(CPJ/IFEX) – The following is a 10 May 2000 CPJ press release: New York, 10 May 2000 — A Serb journalist who was detained in a wave of arrests on 8 May may face charges of espionage, according to news reports and CPJ sources in Belgrade. Miroslav Filipovic, a correspondent for the independent Belgrade daily […]
(CPJ/IFEX) – The following is a 10 May 2000 CPJ press release:
New York, 10 May 2000 — A Serb journalist who was detained in a wave of arrests on 8 May may face charges of espionage, according to news reports and CPJ sources in Belgrade. Miroslav Filipovic, a correspondent for the independent Belgrade daily Danas, was one of at least eight journalists arrested in a crackdown on independent and opposition journalists.
Filipovic was arrested at around 5 p.m. local time on 8 May in the central Serbian town of Kraljevo. According to family members, plainclothes representatives of the Serbian State Security Service (RDB) spent three hours in the journalist’s apartment, questioning Filipovic and searching through his professional and personal documents. The officers took three floppy discs and the hard drive from his computer, and almost 100 pages of
documents. They also confiscated the journalist’s passport, address book, business cards, his diary, and other personal papers.

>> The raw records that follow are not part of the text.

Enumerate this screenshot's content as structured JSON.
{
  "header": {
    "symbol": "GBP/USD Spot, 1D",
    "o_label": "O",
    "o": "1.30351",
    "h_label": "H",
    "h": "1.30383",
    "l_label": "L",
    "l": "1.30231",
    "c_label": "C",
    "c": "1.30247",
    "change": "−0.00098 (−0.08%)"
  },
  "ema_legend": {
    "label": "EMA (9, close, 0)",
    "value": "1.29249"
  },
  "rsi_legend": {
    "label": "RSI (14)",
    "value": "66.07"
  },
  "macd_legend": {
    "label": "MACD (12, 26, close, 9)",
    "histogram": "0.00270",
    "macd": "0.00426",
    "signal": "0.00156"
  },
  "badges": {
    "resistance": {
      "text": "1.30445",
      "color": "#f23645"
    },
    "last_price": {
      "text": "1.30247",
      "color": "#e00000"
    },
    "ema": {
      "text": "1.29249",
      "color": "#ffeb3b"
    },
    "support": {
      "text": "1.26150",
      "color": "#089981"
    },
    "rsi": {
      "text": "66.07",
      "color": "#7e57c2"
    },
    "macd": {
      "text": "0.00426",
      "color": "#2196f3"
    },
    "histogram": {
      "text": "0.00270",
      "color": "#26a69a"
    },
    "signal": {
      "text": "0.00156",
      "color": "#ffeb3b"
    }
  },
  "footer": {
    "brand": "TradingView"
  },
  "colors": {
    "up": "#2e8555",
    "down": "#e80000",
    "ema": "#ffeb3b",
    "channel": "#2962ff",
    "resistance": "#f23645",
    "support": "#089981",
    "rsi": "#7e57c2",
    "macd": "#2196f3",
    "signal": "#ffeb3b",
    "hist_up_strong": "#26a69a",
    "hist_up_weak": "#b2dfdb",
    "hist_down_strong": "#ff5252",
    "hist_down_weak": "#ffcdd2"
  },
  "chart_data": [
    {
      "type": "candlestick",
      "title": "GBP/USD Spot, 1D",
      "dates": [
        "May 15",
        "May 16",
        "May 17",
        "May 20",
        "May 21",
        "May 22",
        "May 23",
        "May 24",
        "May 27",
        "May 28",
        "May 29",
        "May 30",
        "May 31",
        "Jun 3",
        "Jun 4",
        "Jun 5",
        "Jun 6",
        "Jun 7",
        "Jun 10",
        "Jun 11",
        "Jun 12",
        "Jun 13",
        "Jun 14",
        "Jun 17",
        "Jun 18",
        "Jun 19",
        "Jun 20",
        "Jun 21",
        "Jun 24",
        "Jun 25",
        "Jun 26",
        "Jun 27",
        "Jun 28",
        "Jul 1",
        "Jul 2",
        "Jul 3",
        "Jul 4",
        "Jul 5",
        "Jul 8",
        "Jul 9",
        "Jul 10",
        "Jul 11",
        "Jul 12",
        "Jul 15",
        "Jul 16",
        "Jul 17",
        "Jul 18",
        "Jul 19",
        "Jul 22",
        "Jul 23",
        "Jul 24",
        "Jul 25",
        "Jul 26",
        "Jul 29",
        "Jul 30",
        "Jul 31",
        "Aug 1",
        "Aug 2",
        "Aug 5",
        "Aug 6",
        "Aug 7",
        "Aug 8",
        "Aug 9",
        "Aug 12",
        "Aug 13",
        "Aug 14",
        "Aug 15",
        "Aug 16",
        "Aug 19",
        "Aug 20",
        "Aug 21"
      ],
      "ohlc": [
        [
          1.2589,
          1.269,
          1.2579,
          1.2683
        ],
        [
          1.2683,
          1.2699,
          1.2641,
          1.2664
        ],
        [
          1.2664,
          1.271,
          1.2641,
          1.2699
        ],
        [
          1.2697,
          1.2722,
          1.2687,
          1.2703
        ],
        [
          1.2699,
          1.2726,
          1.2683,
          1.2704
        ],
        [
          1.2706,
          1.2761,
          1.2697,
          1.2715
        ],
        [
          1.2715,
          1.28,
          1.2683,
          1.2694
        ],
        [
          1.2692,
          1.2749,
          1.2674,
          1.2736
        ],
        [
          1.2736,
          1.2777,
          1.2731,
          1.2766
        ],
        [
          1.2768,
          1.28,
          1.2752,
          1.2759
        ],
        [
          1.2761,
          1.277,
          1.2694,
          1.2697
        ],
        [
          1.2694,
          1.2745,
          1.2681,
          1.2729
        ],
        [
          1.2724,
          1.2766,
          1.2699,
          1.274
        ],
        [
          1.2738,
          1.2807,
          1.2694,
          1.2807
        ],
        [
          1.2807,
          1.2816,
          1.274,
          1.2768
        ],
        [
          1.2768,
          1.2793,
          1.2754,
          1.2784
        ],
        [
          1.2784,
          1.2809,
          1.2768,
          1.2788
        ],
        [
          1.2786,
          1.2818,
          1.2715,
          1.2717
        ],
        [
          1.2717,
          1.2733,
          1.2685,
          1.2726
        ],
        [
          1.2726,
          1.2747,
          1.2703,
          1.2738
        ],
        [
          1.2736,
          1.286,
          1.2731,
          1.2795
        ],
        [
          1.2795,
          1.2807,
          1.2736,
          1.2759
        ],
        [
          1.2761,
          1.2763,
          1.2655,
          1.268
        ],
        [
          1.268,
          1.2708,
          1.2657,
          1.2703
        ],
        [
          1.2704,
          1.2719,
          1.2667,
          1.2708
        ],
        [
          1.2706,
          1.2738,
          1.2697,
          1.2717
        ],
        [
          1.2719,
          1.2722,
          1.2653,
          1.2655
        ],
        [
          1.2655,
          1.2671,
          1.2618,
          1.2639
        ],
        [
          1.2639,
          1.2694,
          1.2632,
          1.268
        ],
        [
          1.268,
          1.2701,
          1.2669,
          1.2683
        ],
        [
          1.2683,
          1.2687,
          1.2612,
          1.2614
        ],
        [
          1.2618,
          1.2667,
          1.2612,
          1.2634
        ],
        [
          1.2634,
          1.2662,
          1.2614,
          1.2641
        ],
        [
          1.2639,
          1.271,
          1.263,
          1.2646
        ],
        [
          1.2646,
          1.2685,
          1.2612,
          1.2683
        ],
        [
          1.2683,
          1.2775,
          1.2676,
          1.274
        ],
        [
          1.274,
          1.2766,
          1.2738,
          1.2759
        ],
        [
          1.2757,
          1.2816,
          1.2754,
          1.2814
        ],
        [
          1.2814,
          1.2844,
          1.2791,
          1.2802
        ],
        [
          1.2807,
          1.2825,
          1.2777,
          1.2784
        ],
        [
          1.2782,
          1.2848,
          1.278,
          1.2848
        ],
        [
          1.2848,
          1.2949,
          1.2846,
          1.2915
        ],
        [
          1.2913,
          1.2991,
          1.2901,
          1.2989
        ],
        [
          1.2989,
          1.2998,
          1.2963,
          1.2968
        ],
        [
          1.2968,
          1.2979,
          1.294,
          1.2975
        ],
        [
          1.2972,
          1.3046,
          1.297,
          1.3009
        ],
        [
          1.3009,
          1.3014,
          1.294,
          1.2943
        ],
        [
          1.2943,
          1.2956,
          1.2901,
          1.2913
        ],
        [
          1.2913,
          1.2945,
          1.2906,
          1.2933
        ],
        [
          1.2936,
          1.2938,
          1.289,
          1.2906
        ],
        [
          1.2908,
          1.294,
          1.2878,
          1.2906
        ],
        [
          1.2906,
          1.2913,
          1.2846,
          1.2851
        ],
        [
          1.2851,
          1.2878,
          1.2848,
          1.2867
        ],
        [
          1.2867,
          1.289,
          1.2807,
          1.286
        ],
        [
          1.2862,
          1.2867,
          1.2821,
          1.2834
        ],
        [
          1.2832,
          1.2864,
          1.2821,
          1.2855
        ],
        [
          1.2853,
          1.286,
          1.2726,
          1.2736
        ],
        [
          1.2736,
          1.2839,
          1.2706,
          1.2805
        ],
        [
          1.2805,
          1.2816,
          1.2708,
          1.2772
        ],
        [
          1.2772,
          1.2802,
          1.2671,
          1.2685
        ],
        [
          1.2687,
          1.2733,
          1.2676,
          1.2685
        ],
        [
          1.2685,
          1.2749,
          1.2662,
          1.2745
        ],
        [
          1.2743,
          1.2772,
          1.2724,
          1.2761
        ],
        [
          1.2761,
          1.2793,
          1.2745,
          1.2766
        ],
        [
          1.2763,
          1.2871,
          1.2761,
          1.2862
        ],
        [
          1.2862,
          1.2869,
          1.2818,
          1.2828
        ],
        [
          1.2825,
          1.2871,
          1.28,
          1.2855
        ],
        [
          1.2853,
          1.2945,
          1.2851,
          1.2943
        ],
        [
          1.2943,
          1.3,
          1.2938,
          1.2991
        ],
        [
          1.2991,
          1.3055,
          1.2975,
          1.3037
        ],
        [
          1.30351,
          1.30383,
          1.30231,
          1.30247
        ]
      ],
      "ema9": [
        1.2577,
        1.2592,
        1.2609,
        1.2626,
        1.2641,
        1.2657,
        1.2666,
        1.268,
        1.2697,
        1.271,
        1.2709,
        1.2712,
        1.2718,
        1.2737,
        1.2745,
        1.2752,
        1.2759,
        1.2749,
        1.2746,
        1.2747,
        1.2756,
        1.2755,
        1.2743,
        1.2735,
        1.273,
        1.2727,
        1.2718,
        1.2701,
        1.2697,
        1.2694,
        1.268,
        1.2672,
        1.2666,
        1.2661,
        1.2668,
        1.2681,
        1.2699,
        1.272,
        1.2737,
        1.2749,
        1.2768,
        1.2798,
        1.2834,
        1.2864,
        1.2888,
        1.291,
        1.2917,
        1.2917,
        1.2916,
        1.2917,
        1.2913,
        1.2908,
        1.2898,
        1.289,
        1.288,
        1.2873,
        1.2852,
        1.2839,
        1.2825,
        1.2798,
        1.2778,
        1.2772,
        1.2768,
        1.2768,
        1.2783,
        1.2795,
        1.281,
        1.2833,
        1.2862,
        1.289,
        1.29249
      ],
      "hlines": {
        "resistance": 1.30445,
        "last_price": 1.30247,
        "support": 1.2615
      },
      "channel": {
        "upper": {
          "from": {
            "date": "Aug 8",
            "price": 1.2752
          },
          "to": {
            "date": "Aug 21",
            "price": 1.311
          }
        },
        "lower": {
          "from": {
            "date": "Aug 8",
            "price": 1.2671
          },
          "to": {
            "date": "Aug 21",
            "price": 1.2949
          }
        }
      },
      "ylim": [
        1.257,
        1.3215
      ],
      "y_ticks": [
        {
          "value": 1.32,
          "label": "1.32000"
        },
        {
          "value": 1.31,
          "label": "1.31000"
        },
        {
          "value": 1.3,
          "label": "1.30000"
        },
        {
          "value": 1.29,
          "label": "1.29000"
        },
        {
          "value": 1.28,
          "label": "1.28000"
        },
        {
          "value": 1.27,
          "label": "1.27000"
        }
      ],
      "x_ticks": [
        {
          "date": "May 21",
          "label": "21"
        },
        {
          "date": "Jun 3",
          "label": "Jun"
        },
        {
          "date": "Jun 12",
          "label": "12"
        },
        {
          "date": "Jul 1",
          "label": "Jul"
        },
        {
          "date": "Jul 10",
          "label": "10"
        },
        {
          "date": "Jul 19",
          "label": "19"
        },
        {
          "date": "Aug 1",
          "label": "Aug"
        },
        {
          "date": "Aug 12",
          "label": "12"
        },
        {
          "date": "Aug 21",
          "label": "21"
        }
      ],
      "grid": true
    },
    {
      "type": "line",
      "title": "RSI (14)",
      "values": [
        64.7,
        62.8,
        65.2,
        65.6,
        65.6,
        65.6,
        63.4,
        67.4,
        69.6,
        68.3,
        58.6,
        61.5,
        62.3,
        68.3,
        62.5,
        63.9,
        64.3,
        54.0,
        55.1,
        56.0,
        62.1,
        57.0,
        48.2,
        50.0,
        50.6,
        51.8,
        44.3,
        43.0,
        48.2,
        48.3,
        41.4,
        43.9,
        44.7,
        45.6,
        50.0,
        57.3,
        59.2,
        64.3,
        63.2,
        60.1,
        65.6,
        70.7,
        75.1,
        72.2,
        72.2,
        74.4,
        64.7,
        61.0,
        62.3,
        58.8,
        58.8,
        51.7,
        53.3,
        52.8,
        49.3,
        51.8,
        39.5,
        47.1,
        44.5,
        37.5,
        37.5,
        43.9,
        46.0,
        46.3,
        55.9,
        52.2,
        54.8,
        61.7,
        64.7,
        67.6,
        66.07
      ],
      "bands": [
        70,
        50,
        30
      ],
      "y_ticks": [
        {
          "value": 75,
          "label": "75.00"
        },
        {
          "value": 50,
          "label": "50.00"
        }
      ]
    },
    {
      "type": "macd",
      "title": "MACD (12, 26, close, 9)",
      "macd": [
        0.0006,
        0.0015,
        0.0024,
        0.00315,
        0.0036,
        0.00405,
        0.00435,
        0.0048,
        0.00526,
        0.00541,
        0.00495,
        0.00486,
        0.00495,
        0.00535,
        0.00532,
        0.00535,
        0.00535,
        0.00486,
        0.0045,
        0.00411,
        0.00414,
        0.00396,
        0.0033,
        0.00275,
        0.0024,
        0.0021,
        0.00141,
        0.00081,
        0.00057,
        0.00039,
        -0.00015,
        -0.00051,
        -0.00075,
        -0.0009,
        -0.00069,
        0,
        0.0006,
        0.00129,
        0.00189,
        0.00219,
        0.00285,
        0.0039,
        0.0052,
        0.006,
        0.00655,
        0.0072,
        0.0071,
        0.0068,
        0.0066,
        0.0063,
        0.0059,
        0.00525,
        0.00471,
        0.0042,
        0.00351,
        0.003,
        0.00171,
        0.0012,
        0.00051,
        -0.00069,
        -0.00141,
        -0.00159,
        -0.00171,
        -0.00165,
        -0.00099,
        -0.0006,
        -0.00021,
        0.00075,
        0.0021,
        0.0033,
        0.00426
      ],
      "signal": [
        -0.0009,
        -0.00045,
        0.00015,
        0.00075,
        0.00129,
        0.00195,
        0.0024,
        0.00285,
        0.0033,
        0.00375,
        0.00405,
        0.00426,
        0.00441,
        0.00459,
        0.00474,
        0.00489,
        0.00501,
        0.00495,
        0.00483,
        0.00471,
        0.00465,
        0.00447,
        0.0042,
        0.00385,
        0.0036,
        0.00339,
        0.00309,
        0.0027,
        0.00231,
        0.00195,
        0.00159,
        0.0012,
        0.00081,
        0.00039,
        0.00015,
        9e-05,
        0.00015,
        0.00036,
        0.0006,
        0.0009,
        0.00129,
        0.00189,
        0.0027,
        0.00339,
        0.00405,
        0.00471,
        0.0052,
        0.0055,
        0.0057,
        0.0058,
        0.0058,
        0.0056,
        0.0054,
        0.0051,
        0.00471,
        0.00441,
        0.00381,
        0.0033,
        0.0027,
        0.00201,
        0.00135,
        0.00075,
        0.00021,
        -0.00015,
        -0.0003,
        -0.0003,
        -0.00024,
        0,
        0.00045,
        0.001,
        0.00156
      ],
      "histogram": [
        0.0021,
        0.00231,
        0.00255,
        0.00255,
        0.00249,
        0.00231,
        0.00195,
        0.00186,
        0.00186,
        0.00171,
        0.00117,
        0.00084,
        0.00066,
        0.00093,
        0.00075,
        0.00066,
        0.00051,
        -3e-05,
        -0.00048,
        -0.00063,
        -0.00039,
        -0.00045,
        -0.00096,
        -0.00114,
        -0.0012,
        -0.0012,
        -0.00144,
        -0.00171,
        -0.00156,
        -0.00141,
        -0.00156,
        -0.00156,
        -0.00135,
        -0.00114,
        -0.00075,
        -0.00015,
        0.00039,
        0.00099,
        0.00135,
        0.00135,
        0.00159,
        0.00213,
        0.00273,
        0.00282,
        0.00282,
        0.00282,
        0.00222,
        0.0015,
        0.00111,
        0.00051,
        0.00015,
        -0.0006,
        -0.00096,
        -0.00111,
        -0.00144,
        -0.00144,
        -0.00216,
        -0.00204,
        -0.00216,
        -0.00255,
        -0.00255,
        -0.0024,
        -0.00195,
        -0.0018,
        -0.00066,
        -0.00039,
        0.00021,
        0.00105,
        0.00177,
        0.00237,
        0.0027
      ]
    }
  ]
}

According to local news reports, the investigating judge at a hearing held yesterday at the Kraljevo Municipal Court ruled that Filipovic’s case be transferred to a military court in the southern town of Nis. In an article in the Belgrade daily Danas, Filipovic’s lawyer, Goran Draganic, was quoted as saying that authorities may bring charges against his client for “endangering the constitutional order and security of Yugoslavia.” Other news sources report that Filipovic could face charges of espionage and spreading lies.
Filipovic is a regular contributor to Agence France-Presse and the London-based Institute for War and Peace Reporting (IWPR). He is also associated with the Helsinki Committee for Human Rights in Serbia. In recent contributions to the IWPR, Filipovic reported on the Yugoslav security services, army and police, including accounts of repression and
atrocities by Serb soldiers against ethnic Albanians in Kosovo.